Referring additionally now to FIG. 15, another fluid delivery device or jet
sub 220 embodying principles of the present invention is representatively
illustrated. The jet sub 220 includes a orifice member 222 which is
threadedly installed into a generally tubular housing 224. A flat washer
232 seals the orifice member 222 to the housing 224. In the jet sub 220,
fluid pressure is utilized to open an orifice 226 formed axially through
the orifice member 222.
Fluid flow through the orifice 226 is blocked by an orifice plugging member
228. The plugging member 228 is sealingly and axially reciprocably
received within the orifice member 222. A shear pin 230 releasably secures
the plugging member 228 within the orifice member 222.

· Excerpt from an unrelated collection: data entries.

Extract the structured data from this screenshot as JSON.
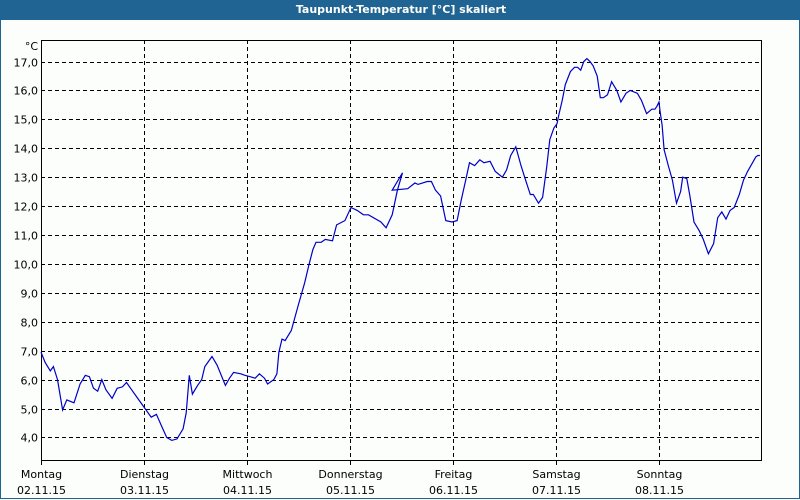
{
  "window": {
    "title": "Taupunkt-Temperatur [°C] skaliert",
    "titlebar_color": "#1f6492",
    "background_color": "#fcfefc"
  },
  "chart_data": {
    "type": "line",
    "title": "Taupunkt-Temperatur [°C] skaliert",
    "xlabel": "",
    "ylabel": "°C",
    "y_unit": "°C",
    "ylim": [
      3.2,
      17.7
    ],
    "yticks": [
      4.0,
      5.0,
      6.0,
      7.0,
      8.0,
      9.0,
      10.0,
      11.0,
      12.0,
      13.0,
      14.0,
      15.0,
      16.0,
      17.0
    ],
    "ytick_labels": [
      "4,0",
      "5,0",
      "6,0",
      "7,0",
      "8,0",
      "9,0",
      "10,0",
      "11,0",
      "12,0",
      "13,0",
      "14,0",
      "15,0",
      "16,0",
      "17,0"
    ],
    "xlim": [
      0,
      7
    ],
    "categories": [
      {
        "day": "Montag",
        "date": "02.11.15"
      },
      {
        "day": "Dienstag",
        "date": "03.11.15"
      },
      {
        "day": "Mittwoch",
        "date": "04.11.15"
      },
      {
        "day": "Donnerstag",
        "date": "05.11.15"
      },
      {
        "day": "Freitag",
        "date": "06.11.15"
      },
      {
        "day": "Samstag",
        "date": "07.11.15"
      },
      {
        "day": "Sonntag",
        "date": "08.11.15"
      }
    ],
    "grid": {
      "horizontal": true,
      "vertical": true,
      "style": "dashed"
    },
    "legend": null,
    "series": [
      {
        "name": "Taupunkt-Temperatur",
        "color": "#0000c8",
        "x_days": [
          0.0,
          0.04,
          0.09,
          0.12,
          0.16,
          0.21,
          0.25,
          0.32,
          0.38,
          0.43,
          0.47,
          0.51,
          0.55,
          0.59,
          0.63,
          0.69,
          0.74,
          0.79,
          0.83,
          0.87,
          0.95,
          1.0,
          1.07,
          1.12,
          1.17,
          1.22,
          1.27,
          1.32,
          1.38,
          1.41,
          1.44,
          1.47,
          1.52,
          1.56,
          1.59,
          1.66,
          1.71,
          1.79,
          1.83,
          1.87,
          1.94,
          1.98,
          2.03,
          2.08,
          2.12,
          2.17,
          2.2,
          2.26,
          2.29,
          2.31,
          2.34,
          2.37,
          2.43,
          2.5,
          2.56,
          2.6,
          2.64,
          2.67,
          2.72,
          2.76,
          2.83,
          2.87,
          2.95,
          3.01,
          3.07,
          3.13,
          3.18,
          3.3,
          3.35,
          3.41,
          3.46,
          3.51,
          3.41,
          3.56,
          3.63,
          3.66,
          3.75,
          3.79,
          3.83,
          3.88,
          3.93,
          3.99,
          4.04,
          4.08,
          4.12,
          4.16,
          4.21,
          4.26,
          4.3,
          4.36,
          4.41,
          4.48,
          4.52,
          4.56,
          4.61,
          4.66,
          4.7,
          4.75,
          4.78,
          4.83,
          4.87,
          4.91,
          4.94,
          4.98,
          5.01,
          5.03,
          5.06,
          5.09,
          5.14,
          5.18,
          5.21,
          5.24,
          5.27,
          5.3,
          5.33,
          5.36,
          5.4,
          5.43,
          5.46,
          5.5,
          5.54,
          5.59,
          5.63,
          5.68,
          5.72,
          5.79,
          5.83,
          5.88,
          5.93,
          5.96,
          5.98,
          6.0,
          6.01,
          6.03,
          6.05,
          6.09,
          6.13,
          6.17,
          6.21,
          6.23,
          6.27,
          6.3,
          6.34,
          6.39,
          6.43,
          6.48,
          6.53,
          6.57,
          6.61,
          6.65,
          6.69,
          6.73,
          6.78,
          6.82,
          6.86,
          6.9,
          6.94,
          6.96,
          6.98
        ],
        "values": [
          6.95,
          6.6,
          6.3,
          6.45,
          6.0,
          4.95,
          5.3,
          5.2,
          5.85,
          6.15,
          6.1,
          5.7,
          5.6,
          6.0,
          5.65,
          5.35,
          5.7,
          5.75,
          5.9,
          5.7,
          5.3,
          5.05,
          4.7,
          4.8,
          4.4,
          4.0,
          3.9,
          3.95,
          4.3,
          4.85,
          6.15,
          5.5,
          5.8,
          6.0,
          6.45,
          6.8,
          6.5,
          5.8,
          6.05,
          6.25,
          6.2,
          6.15,
          6.1,
          6.05,
          6.2,
          6.05,
          5.85,
          6.0,
          6.2,
          6.95,
          7.4,
          7.35,
          7.7,
          8.6,
          9.35,
          9.95,
          10.5,
          10.75,
          10.75,
          10.85,
          10.8,
          11.35,
          11.5,
          11.95,
          11.85,
          11.7,
          11.7,
          11.45,
          11.25,
          11.7,
          12.55,
          13.15,
          12.55,
          12.6,
          12.8,
          12.75,
          12.85,
          12.85,
          12.55,
          12.35,
          11.5,
          11.45,
          11.5,
          12.2,
          12.85,
          13.5,
          13.4,
          13.6,
          13.5,
          13.55,
          13.2,
          13.0,
          13.25,
          13.75,
          14.05,
          13.4,
          12.95,
          12.4,
          12.4,
          12.1,
          12.3,
          13.35,
          14.3,
          14.7,
          14.85,
          15.2,
          15.65,
          16.2,
          16.65,
          16.8,
          16.8,
          16.7,
          17.0,
          17.1,
          17.0,
          16.85,
          16.5,
          15.75,
          15.75,
          15.85,
          16.3,
          16.0,
          15.6,
          15.9,
          16.0,
          15.9,
          15.65,
          15.2,
          15.35,
          15.35,
          15.45,
          15.6,
          15.3,
          14.8,
          13.95,
          13.4,
          12.9,
          12.1,
          12.5,
          13.0,
          12.95,
          12.35,
          11.45,
          11.15,
          10.85,
          10.35,
          10.7,
          11.6,
          11.8,
          11.55,
          11.85,
          11.95,
          12.4,
          12.9,
          13.2,
          13.45,
          13.7,
          13.75,
          13.75,
          13.65,
          14.0,
          14.0,
          13.6,
          13.2
        ]
      }
    ]
  }
}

When fluid pressure within the interior of the housing 224 exceeds fluid
pressure on the exterior of the housing by a predetermined amount, the
shear pin 230 will shear and permit the plugging member 228 to be expelled
outwardly from the orifice member 222. Expulsion of the plugging member
228 permits fluid to flow through the orifice 226.
One of the jet sub 220 may be utilized as each of the jet subs 174 in the
method 170. After the tubing string 172 has been closed by, for example,
installing the plug 178 within the nipple 176, fluid pressure within the
tubing string may be increased to simultaneously shear the shear pin 230
in each of the jet subs 220. This fluid pressure is preferably
predetermined to exceed the fluid pressure at which the stimulation fluid
180 is to be delivered to the formation 38g. With the plugging members 228
expelled from the orifice members 222, the stimulation fluid 180 may then
be simultaneously flowed through the orifices 226 and to the desired
stimulation locations 154g.
It is to be understood that each of the procedures described in each of the
above methods 10, 80, 90, 110, 120, 140, 150 and 170 may be performed by
utilizing a succession of varied tools and equipment without departing
from the principles of the present invention. For example, when a tubing
string, such as tubing string 42, is repeatedly inserted into and
withdrawn from a work string, such as work string 18, the tubing string
may be changed somewhat between each successive insertion or withdrawal by
adding, eliminating, or substituting various components thereof. Such
changes to work strings, tubing strings, etc. are contemplated by the
applicants and are encompassed by the principles of the present invention.
Of course, modifications, additions, deletions, substitutions and other
changes, which would be obvious to a person of ordinary skill in the art,
may be made to the methods and apparatus described hereinabove, and such
changes are contemplated by the principles of the present invention.
Accordingly, the foregoing detailed description is to be clearly
understood as being given by way of illustration and example only, the
spirit and scope of the present invention being limited solely by the
appended claims. For example, although each of the above-described methods
10, 80, 90, 110, 120, 140, 150 and 170 has been described as being
performed in a generally horizontal portion of a well, it will be readily
appreciated by one of ordinary skill in the art that the methods may also
be performed in generally vertical or inclined well portions. As another
example, although formation stimulation operations in each of the
above-described methods 10, 80, 90, 110, 120, 140, 150 and 170 has been
described as being performed in an uncased portion of a well, it will be
readily appreciated by one of ordinary skill in the art that the methods
may also be performed in cased well portions.